= Drone wall =

Drone-based military tactic

A drone wall or drone line is a defensive line created by the offensive deployment of armed and reconnaissance drones. There is no physical wall as such, but the offensive capabilities of the drones are such, for that area, they block opposing troops from entering the area, thus create a no mans land.

The first appearance of a drone line occurred in The Ukraine-Russian war in mid 2025. Ukraine had built up their drone capabilities in terms of technology, offensive nature and numbers. At the same time, Russian troops were moving forward and attempting to take Ukrainian territory in the east.

This created the gradual situation, where Ukraine, with assistance from various countries and suppliers of drones, could gradually get a technological advantage and a numerical advantage over Russia's drones. They then deployed theirs in numbers, creating a "wall" of territory that targeted vehicles and infantry.

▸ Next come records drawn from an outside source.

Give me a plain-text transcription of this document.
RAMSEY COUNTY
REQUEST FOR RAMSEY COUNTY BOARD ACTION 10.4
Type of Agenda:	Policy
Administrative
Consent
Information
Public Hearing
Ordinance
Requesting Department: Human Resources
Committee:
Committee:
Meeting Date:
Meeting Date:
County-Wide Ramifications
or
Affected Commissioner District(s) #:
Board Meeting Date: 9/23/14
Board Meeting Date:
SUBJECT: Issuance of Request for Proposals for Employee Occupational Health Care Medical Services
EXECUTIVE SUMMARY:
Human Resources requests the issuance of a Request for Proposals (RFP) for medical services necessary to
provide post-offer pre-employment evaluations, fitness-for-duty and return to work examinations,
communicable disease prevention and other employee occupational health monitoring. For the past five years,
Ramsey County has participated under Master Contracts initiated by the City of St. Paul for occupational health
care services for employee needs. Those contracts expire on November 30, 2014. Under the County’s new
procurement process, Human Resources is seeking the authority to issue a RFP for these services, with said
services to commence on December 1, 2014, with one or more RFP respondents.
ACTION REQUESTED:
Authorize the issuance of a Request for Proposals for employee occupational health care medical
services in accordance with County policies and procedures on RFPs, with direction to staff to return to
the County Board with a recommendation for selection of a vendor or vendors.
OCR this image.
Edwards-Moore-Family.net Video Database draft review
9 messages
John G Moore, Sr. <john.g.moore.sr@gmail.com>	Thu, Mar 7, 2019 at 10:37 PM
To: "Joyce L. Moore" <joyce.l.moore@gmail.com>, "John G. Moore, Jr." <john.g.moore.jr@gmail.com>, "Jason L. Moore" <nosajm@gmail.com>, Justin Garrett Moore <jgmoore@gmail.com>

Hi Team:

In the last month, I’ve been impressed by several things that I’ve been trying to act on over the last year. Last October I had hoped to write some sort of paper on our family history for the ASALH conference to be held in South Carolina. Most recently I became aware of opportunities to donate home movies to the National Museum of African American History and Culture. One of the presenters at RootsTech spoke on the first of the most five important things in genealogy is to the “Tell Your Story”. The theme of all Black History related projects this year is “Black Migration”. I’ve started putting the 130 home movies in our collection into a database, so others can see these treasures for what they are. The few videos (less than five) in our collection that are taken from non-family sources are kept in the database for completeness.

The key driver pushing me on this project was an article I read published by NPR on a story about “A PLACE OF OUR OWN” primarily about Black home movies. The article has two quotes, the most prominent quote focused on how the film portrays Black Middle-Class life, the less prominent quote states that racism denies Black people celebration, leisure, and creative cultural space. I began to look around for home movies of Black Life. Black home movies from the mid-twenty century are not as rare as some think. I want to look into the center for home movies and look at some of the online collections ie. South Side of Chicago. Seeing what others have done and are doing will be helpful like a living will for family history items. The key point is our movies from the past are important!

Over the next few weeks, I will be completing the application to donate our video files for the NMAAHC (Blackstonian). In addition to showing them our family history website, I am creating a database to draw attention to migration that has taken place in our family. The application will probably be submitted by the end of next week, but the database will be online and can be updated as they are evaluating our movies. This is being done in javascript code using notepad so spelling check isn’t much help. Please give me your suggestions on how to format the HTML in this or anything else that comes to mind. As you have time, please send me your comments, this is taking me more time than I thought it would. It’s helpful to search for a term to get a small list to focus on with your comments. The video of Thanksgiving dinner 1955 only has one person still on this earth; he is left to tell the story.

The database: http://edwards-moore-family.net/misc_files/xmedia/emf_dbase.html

Ukraine's drone wall was initially 5km to 10km in depth, but continued to expand.

The drones involved in the Kill zone not only attack individuals, but also attack logistic centres, which has traditionally been an issue for the Russian operation.

== Russian response ==
Vehicles were easily targeted, so Russia responded to drone attacks by sending in small teams. However, with the drone coverage being so comprehensive, the small teams were also attacked. The eventual result of this was a slowing of the Russian gains, by May 2026, Russian gains had almost slowed to standstill. Russia later began to experiment with improving its UAS forces and has established its own drone line by late 2025.

== Alternate drone walls ==
The use of the drone wall has inspired other countries, in particular Europe,, the US, and Australia to consider the concept.